Imagine two sources mid-training: source A has 1,400 documents & 8,400 lifetime pulls. Source B has 500,000 documents & 80,000 lifetime pulls; the proxy has logged 75,000 unique doc indices for B so far. Which signal (epoch penalty or coverage bonus) governs each source's bandit weight, & why?

What Coverage Bonus Buys ANDREA

The Failure Mode It Prevents

Without doc-level tracking, a bandit selecting on per-step reward picks .btok sequences greedily. A 500K-document gutenberg corpus contains a few thousand sequences with low cross-entropy (consistent prose, common vocabulary). A reward-only bandit returns to those sequences repeatedly because they keep producing strong reward signals.

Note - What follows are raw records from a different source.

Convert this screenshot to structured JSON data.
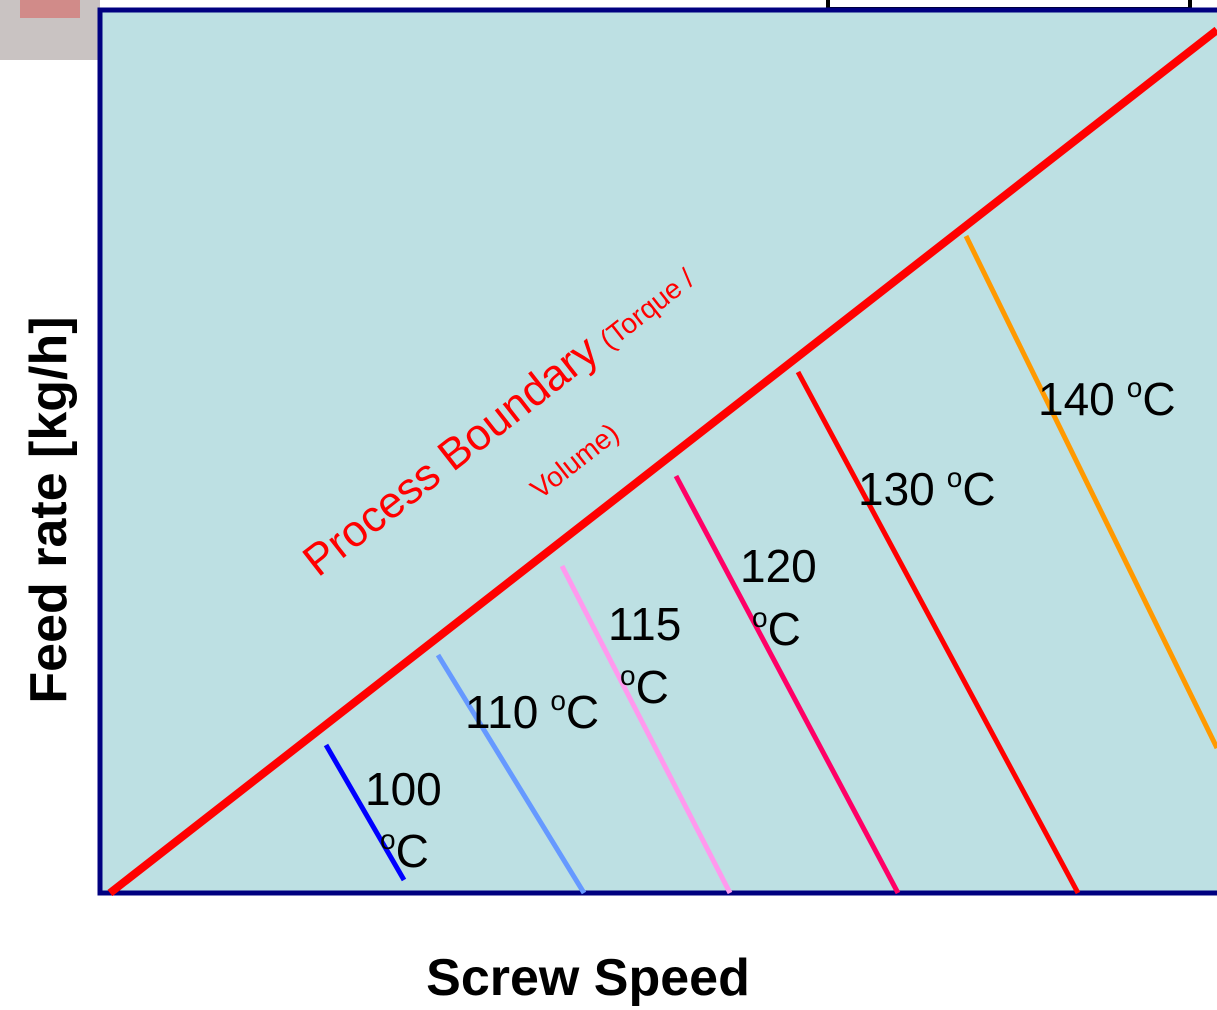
{
  "diagram": {
    "y_axis_label": "Feed rate [kg/h]",
    "x_axis_label": "Screw Speed",
    "boundary": {
      "label": "Process Boundary",
      "note_line1": "(Torque /",
      "note_line2": "Volume)"
    },
    "isotherms": [
      {
        "temp": "100",
        "sup": "o",
        "unit": "C"
      },
      {
        "temp": "110",
        "sup": "o",
        "unit": "C"
      },
      {
        "temp": "115",
        "sup": "o",
        "unit": "C"
      },
      {
        "temp": "120",
        "sup": "o",
        "unit": "C"
      },
      {
        "temp": "130",
        "sup": "o",
        "unit": "C"
      },
      {
        "temp": "140",
        "sup": "o",
        "unit": "C"
      }
    ]
  }
}
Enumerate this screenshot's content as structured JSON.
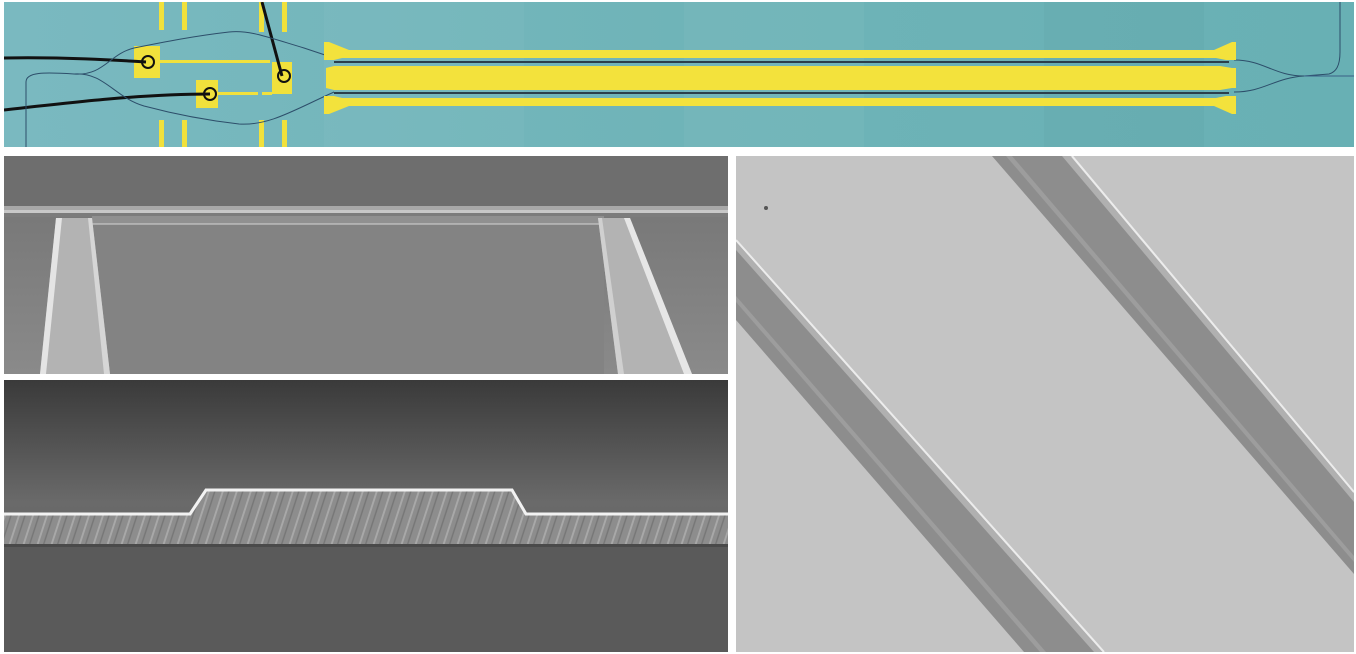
{
  "figure": {
    "panels": [
      {
        "id": "optical-micrograph",
        "kind": "optical micrograph with gold electrodes"
      },
      {
        "id": "sem-electrode-top",
        "kind": "SEM image"
      },
      {
        "id": "sem-cross-section",
        "kind": "SEM image"
      },
      {
        "id": "sem-waveguide-angled",
        "kind": "SEM image"
      }
    ],
    "colors": {
      "optical_background": "#6fb3b5",
      "gold_electrode": "#f2e23a",
      "sem_gray": "#8e8e8e",
      "separator": "#ffffff"
    }
  }
}
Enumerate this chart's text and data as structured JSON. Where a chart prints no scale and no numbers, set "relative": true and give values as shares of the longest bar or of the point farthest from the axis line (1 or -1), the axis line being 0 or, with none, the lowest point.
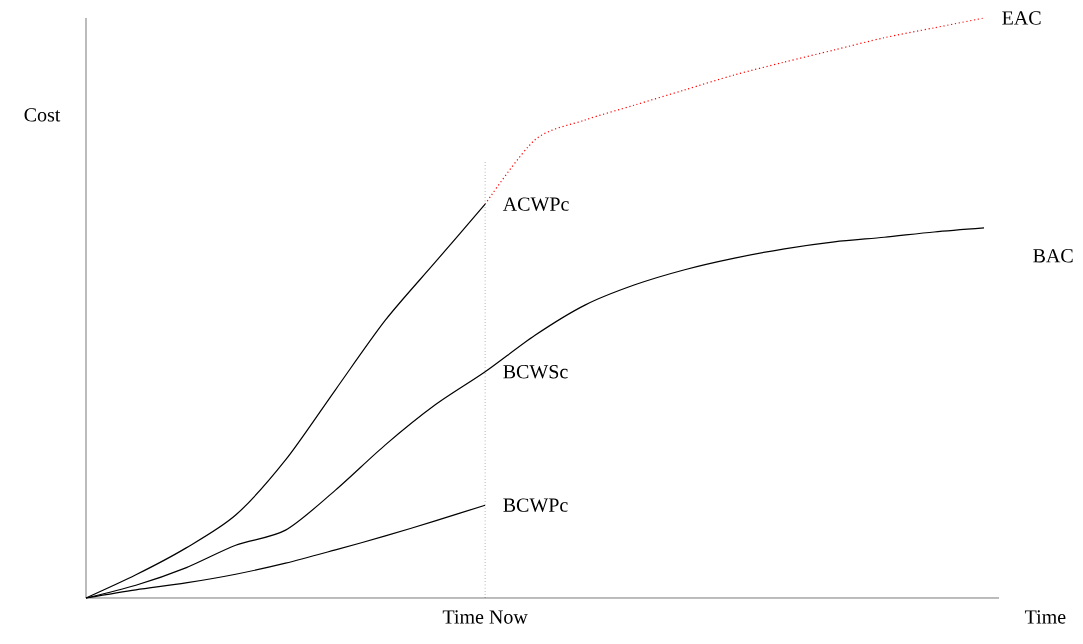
{
  "chart_data": {
    "type": "line",
    "relative": true,
    "xlabel": "Time",
    "ylabel": "Cost",
    "categories": [
      null,
      null,
      null,
      null,
      null,
      null,
      null,
      null,
      null,
      null,
      null,
      null,
      null,
      null,
      null,
      null,
      null,
      null,
      null
    ],
    "series": [
      {
        "name": "ACWPc",
        "color": "#000000",
        "line_style": "solid",
        "values": [
          0,
          0.04,
          0.086,
          0.143,
          0.238,
          0.359,
          0.479,
          0.579,
          0.679,
          null,
          null,
          null,
          null,
          null,
          null,
          null,
          null,
          null,
          null
        ]
      },
      {
        "name": "BCWSc",
        "color": "#000000",
        "line_style": "solid",
        "values": [
          0,
          0.022,
          0.052,
          0.091,
          0.117,
          0.186,
          0.264,
          0.333,
          0.39,
          0.453,
          0.505,
          0.54,
          0.566,
          0.586,
          0.602,
          0.614,
          0.622,
          0.631,
          0.638
        ]
      },
      {
        "name": "BCWPc",
        "color": "#000000",
        "line_style": "solid",
        "values": [
          0,
          0.014,
          0.026,
          0.041,
          0.06,
          0.083,
          0.107,
          0.133,
          0.16,
          null,
          null,
          null,
          null,
          null,
          null,
          null,
          null,
          null,
          null
        ]
      },
      {
        "name": "EAC",
        "color": "#ff0000",
        "line_style": "dotted",
        "values": [
          null,
          null,
          null,
          null,
          null,
          null,
          null,
          null,
          0.679,
          0.79,
          0.824,
          0.85,
          0.876,
          0.902,
          0.924,
          0.945,
          0.966,
          0.983,
          1.0
        ]
      }
    ],
    "annotations": [
      "BAC",
      "Time Now"
    ],
    "grid": false,
    "legend": false,
    "marker": "none"
  }
}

Result: a 500K-document corpus gets sampled across maybe 2K-5K distinct sequences over 200K training steps. The model memorizes those sequences without ever seeing the rest. Capacity wasted; coverage stuck below 1%.


What Coverage Bonus Buys

1.3x at 0% coverage, scaled down to 1.0x at 50%. That nudge propagates through UCB1 selection: arms with low coverage stay competitive even when their per-pull reward dips. The bandit explores the tail by design rather than by accident.


Across a 200K-step run on a 500K-doc gutenberg, coverage bonus typically raises observed coverage from ~3% (no bonus) to ~25-30% (with bonus). Same compute, eight to ten times more documents touched.


Where the Tracking Lives


ComponentResponsibility
microgpt_cuda.cuReports doc index per training step
training_proxy.pyMaintains seen_docs set per source
training_proxy.pyComputes coverage, applies bonus to bandit reward
training_proxy.pyPersists seen_docs to .state.json across restarts

Connect to a Concrete Engineering Choice

Suppose you removed coverage bonus from ANDREA-120M training. Predict one concrete consequence for the gutenberg arm specifically (which has 500K+ documents) over a 200K-step run. Reference either coverage percentage, document diversity, or downstream sample quality.